What are the four phases of the NIST incident response lifecycle?

The four NIST SP 800-61 phases are: (1) Preparation — building the IR plan, training the team, deploying tools before an incident; (2) Detection and Analysis — identifying and confirming the incident, determining scope and severity; (3) Containment, Eradication, and Recovery — stopping spread, removing attacker artifacts, restoring systems; (4) Post-Incident Activity — lessons learned, plan updates, and reporting.

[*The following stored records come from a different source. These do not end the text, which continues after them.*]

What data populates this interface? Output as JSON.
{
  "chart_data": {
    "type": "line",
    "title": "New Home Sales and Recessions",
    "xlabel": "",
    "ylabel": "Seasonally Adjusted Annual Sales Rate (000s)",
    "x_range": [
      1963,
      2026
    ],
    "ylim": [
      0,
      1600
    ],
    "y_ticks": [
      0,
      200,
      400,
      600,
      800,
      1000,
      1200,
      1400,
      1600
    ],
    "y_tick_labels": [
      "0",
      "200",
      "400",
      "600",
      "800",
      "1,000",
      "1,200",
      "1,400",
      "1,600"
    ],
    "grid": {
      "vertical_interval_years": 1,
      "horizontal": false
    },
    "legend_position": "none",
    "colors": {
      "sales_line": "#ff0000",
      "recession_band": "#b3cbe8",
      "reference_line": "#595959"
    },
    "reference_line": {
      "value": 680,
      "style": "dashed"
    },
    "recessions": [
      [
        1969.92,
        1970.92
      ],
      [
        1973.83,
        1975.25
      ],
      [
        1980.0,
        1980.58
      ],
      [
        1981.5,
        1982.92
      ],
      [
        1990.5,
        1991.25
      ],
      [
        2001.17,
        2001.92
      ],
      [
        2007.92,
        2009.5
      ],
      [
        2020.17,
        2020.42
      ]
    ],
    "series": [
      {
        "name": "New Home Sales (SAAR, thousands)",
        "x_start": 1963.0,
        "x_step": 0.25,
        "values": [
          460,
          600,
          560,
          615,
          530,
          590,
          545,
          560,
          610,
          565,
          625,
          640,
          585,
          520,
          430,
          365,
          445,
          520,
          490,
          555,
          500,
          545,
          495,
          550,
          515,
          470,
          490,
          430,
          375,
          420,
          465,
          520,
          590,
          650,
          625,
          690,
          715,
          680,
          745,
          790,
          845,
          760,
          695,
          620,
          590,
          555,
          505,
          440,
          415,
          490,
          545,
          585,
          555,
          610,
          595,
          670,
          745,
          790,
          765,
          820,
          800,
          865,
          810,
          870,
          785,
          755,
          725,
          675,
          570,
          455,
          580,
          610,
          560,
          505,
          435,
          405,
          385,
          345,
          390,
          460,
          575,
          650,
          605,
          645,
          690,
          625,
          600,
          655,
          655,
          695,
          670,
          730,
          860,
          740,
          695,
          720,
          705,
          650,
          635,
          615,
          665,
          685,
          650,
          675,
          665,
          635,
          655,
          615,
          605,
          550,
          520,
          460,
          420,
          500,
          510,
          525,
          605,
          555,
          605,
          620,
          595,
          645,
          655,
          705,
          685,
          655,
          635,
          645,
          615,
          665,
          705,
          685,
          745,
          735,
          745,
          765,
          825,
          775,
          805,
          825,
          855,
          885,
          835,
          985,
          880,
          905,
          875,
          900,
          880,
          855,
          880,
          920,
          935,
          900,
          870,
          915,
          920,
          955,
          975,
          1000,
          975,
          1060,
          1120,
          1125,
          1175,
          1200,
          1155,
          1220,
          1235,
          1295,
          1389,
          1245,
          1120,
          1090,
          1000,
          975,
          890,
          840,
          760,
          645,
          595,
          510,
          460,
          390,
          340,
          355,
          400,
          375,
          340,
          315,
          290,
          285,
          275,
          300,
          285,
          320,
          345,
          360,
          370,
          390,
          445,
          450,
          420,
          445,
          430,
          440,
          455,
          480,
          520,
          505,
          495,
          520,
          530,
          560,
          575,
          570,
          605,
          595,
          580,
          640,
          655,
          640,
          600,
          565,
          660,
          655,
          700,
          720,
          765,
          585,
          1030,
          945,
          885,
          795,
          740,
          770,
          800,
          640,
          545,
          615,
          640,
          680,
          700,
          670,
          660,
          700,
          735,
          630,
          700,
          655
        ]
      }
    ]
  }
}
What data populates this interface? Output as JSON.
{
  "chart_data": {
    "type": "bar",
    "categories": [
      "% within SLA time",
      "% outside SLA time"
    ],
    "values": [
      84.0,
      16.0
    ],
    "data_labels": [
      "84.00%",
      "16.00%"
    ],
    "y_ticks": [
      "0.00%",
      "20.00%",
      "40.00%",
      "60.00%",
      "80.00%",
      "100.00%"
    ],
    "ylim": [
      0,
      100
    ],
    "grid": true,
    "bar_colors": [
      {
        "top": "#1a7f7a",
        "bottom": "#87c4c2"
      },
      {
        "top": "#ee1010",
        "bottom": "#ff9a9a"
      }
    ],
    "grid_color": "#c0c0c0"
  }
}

What is the difference between containment and eradication in incident response?

Containment stops the incident from spreading further — isolating infected systems, blocking malicious IPs, disabling compromised accounts. Eradication removes all evidence of the attacker from the environment — deleting malware, closing backdoors, removing unauthorized accounts, and patching the vulnerabilities exploited. Eradication must be thorough; incomplete eradication leads to re-infection from remaining footholds.

What is chain of custody and why does it matter in incident response?

Chain of custody is the documented record of who collected, handled, transferred, or analyzed evidence and when. It proves that evidence has not been tampered with from collection through any legal proceedings. If chain of custody is broken — gaps in documentation, unaccounted access to evidence — the evidence may be inadmissible in court. This matters most when criminal prosecution or civil litigation is expected.

How is incident response tested on Security+?

Security+ SY0-701 tests incident response in the context of the NIST lifecycle phases (by name and in order), what activities belong in each phase, the order of evidence collection (most volatile first), tabletop exercises as a preparation activity, and the difference between short-term and long-term containment strategies. Expect scenario questions that ask which IR phase a described action belongs to.

What is a tabletop exercise and when does it occur?

A tabletop exercise is a simulation of an incident scenario conducted as a discussion — no systems are actually changed. Participants walk through how they would respond to a hypothetical incident (ransomware attack, insider threat, data breach) to identify gaps in the IR plan, communication, and decision-making. Tabletop exercises occur during the Preparation phase, before any real incident. Purple team exercises are more active simulations with red team attack and blue team defense.